Having trained at the Charles H Cecil Studios in Florence, accomplished portrait artist Clare Granger has chosen to focus on elements of line, colour and form. Following her recent travels in the Far East, she has successfully combined landscape painting with figurative narration in order to give greater meaning to her pictures: figures paddle a canoe down-river, a goat herder tends to his flock and tea pickers bathed in dappled sunlight gather in the field wearing conical coolie hats. Clare's aesthetic oil paintings are deservedly popular and touch upon the everyday joy of life when travelling in the East.
Two in a Canoe, oil on canvas, 100 x 80 cms
In the run-up to Clare's second solo show with Cricket Fine Art, we found the time to ask her some questions:
We’ve heard that you first began painting as an undergraduate at Cambridge - can you tell us a bit more about this time?
I think that I started well before that really as my mother was a painter and so I grew up following her, modelling at her art classes and having a go with her paints. It was at Cambridge that I first sold my works as I found myself selling drawings to passers by.
Your love of the Far East was beautifully illustrated in your first solo show with Cricket Fine Art (Glimpses of India, 2017). What is it that draws you to the region?
I am totally entranced by the atmosphere of those Eastern countries which is so very different from home. I have a huge fascination for seeing how people live their lives in different parts of the world. The colours, heat and light of the region have captivated me.
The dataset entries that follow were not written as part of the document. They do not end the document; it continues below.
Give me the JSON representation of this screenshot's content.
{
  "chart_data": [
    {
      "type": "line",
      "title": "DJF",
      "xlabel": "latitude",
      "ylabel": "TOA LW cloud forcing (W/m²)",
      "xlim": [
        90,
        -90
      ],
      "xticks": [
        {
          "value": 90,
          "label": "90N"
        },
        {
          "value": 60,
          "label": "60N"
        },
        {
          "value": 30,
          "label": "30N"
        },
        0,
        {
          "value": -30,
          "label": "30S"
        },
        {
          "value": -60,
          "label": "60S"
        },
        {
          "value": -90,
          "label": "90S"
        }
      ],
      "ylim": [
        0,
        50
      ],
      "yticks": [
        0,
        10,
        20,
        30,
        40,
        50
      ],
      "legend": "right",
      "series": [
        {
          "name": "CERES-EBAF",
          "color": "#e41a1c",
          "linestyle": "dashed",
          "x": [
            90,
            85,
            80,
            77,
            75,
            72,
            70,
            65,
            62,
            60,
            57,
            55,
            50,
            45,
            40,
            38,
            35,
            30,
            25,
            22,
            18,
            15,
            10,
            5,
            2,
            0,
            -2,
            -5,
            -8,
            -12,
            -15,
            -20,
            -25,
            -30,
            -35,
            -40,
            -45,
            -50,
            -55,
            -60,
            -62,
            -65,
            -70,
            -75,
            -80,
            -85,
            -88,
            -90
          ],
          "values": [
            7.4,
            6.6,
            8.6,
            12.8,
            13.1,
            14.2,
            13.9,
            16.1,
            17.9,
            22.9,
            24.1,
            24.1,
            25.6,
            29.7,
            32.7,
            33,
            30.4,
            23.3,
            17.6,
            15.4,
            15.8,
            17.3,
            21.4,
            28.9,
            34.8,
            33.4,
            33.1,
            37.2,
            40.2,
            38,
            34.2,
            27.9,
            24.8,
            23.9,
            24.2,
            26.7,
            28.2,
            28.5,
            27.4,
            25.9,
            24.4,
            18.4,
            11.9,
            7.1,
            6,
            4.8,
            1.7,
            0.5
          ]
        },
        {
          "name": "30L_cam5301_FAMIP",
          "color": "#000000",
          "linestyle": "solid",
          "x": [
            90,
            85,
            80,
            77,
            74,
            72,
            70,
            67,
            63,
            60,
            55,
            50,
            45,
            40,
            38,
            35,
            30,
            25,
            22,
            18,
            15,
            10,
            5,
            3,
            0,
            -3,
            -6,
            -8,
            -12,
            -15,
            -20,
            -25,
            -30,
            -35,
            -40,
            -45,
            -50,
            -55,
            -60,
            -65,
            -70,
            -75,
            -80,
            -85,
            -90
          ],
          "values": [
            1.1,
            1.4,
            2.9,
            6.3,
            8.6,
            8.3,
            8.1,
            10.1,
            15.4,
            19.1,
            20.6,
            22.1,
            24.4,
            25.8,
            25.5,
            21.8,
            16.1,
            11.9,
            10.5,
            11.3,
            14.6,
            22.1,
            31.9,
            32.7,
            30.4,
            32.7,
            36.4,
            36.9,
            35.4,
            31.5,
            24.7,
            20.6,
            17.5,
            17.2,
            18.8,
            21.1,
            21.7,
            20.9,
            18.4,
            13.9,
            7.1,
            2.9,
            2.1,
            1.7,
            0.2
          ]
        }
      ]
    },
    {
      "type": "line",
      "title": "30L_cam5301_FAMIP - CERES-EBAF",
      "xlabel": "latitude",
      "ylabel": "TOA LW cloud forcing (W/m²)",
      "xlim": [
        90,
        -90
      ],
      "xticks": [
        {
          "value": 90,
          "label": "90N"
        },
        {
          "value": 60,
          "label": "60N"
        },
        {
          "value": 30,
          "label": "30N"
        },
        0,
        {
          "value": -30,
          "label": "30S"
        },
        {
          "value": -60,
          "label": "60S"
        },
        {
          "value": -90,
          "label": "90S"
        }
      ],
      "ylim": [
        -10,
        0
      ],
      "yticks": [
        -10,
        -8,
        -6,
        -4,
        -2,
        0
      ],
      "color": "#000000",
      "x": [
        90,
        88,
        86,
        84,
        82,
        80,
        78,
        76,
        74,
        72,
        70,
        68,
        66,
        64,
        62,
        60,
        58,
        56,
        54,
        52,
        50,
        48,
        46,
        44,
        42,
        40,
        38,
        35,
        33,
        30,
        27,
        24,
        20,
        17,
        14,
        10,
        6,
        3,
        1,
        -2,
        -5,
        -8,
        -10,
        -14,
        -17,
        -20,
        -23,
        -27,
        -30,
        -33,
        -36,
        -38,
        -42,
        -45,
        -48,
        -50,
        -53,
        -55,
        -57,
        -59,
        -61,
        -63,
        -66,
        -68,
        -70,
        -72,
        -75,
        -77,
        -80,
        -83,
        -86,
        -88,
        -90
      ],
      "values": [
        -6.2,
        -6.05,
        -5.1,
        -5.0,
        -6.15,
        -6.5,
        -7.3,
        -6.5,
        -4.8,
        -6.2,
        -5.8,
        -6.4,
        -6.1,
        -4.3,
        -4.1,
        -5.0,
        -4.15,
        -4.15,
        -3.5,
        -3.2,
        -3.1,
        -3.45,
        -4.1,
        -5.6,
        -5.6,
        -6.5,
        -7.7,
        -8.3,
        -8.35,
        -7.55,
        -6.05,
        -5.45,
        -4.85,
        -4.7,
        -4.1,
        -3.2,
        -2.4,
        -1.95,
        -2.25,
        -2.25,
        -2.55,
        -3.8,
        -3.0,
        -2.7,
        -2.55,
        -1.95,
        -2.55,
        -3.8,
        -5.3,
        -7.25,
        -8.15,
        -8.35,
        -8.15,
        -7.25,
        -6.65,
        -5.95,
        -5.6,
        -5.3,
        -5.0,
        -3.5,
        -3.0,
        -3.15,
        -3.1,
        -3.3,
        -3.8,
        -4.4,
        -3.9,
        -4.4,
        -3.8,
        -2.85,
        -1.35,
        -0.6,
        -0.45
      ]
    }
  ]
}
From the people who live their lives on water to those who live with elephants - I am equally inspired to try to capture some essence of the impression they make on me.
Can you tell us a little bit more about your painting process - with quite a lot of travel involved, do you find that you work mainly from sketchbooks?
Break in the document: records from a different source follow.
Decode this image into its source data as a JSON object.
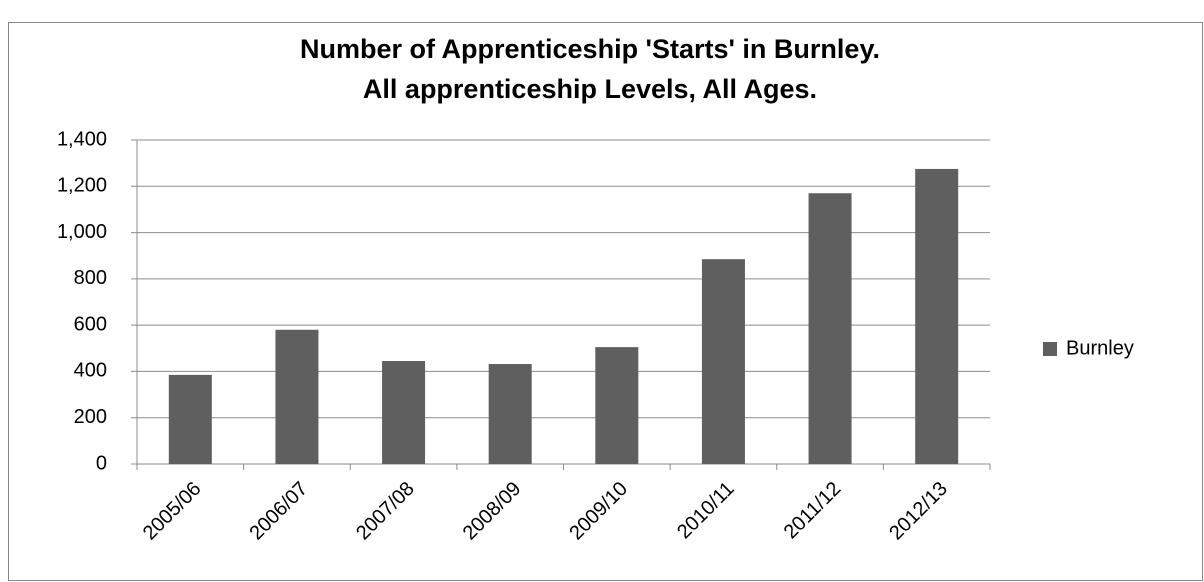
{
  "chart_data": {
    "type": "bar",
    "title": [
      "Number of Apprenticeship 'Starts' in Burnley.",
      "All apprenticeship Levels, All Ages."
    ],
    "categories": [
      "2005/06",
      "2006/07",
      "2007/08",
      "2008/09",
      "2009/10",
      "2010/11",
      "2011/12",
      "2012/13"
    ],
    "series": [
      {
        "name": "Burnley",
        "color": "#5f5f5f",
        "values": [
          385,
          580,
          445,
          432,
          505,
          885,
          1170,
          1275
        ]
      }
    ],
    "ylim": [
      0,
      1400
    ],
    "yticks": [
      0,
      200,
      400,
      600,
      800,
      {
        "value": 1000,
        "label": "1,000"
      },
      {
        "value": 1200,
        "label": "1,200"
      },
      {
        "value": 1400,
        "label": "1,400"
      }
    ],
    "grid": true,
    "legend": "right"
  }
}
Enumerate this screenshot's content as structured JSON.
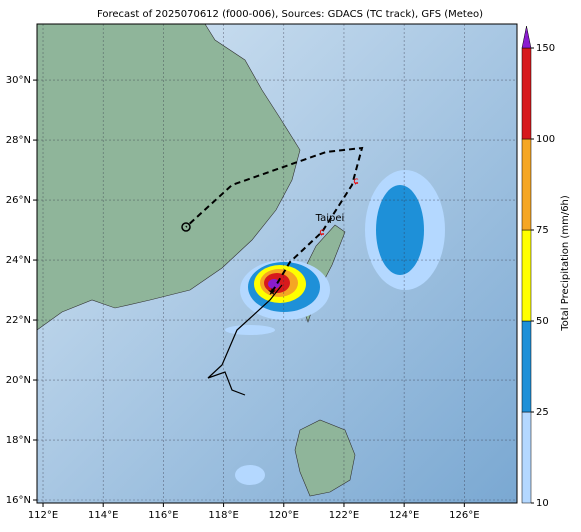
{
  "map": {
    "title": "Forecast of 2025070612 (f000-006), Sources: GDACS (TC track), GFS (Meteo)",
    "lon_ticks": [
      {
        "value": 112,
        "label": "112°E"
      },
      {
        "value": 114,
        "label": "114°E"
      },
      {
        "value": 116,
        "label": "116°E"
      },
      {
        "value": 118,
        "label": "118°E"
      },
      {
        "value": 120,
        "label": "120°E"
      },
      {
        "value": 122,
        "label": "122°E"
      },
      {
        "value": 124,
        "label": "124°E"
      },
      {
        "value": 126,
        "label": "126°E"
      }
    ],
    "lat_ticks": [
      {
        "value": 16,
        "label": "16°N"
      },
      {
        "value": 18,
        "label": "18°N"
      },
      {
        "value": 20,
        "label": "20°N"
      },
      {
        "value": 22,
        "label": "22°N"
      },
      {
        "value": 24,
        "label": "24°N"
      },
      {
        "value": 26,
        "label": "26°N"
      },
      {
        "value": 28,
        "label": "28°N"
      },
      {
        "value": 30,
        "label": "30°N"
      }
    ],
    "lonlim": [
      111.8,
      127.75
    ],
    "latlim": [
      15.9,
      31.87
    ],
    "city": "Taipei",
    "colorbar": {
      "label": "Total Precipitation (mm/6h)",
      "ticks": [
        10,
        25,
        50,
        75,
        100,
        150
      ],
      "colors": [
        "#b4d8ff",
        "#1e90d8",
        "#ffff00",
        "#f5a623",
        "#d7191c"
      ],
      "extend_color": "#8a1ccf"
    }
  }
}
I am always excited to find a sketchbook for my trip from the country I am visiting. I was so lucky in Delhi to find, on my first afternoon, a gorgeous camel leather-bound book with handmade paper. The paper even has little flowers and stalks in the weave, although it was a little like painting on kitchen roll. I am not always this lucky and my sketchbook from Burma is a child’s pad which I have covered in bamboo. My sketchbooks become my most treasured possession and the very best reminder of my stay in the country.
Do you have any particular rituals or routines before, during or after a day of painting?
I do have a routine which involves porridge for breakfast and then a morning in the studio with Griffin the dog. She and I then go for a long walk at lunchtime. She is very quick to pick up on signs that the painting session is over and becomes quite restless if I hesitate and decide to do a few more brushstrokes. We return to the studio after lunch until the mammoth brush washing performance at about 5pm. I am quite a creature of habit so most working days go like this.
Is there a colour that you can’t live without?
That is very difficult as things do ebb and flow but I am very fond of raw umber.
On his peregrinations as an artist, Howard Hodgkin amassed a famous collection of Indian paintings; is there anything that you’ve collected on your travels?
For some reason I am very keen on the look of washing hanging on washing lines. I have amassed over many years a large collection of images of washing from all over the place. I am not sure what, if anything, I shall ever do with it!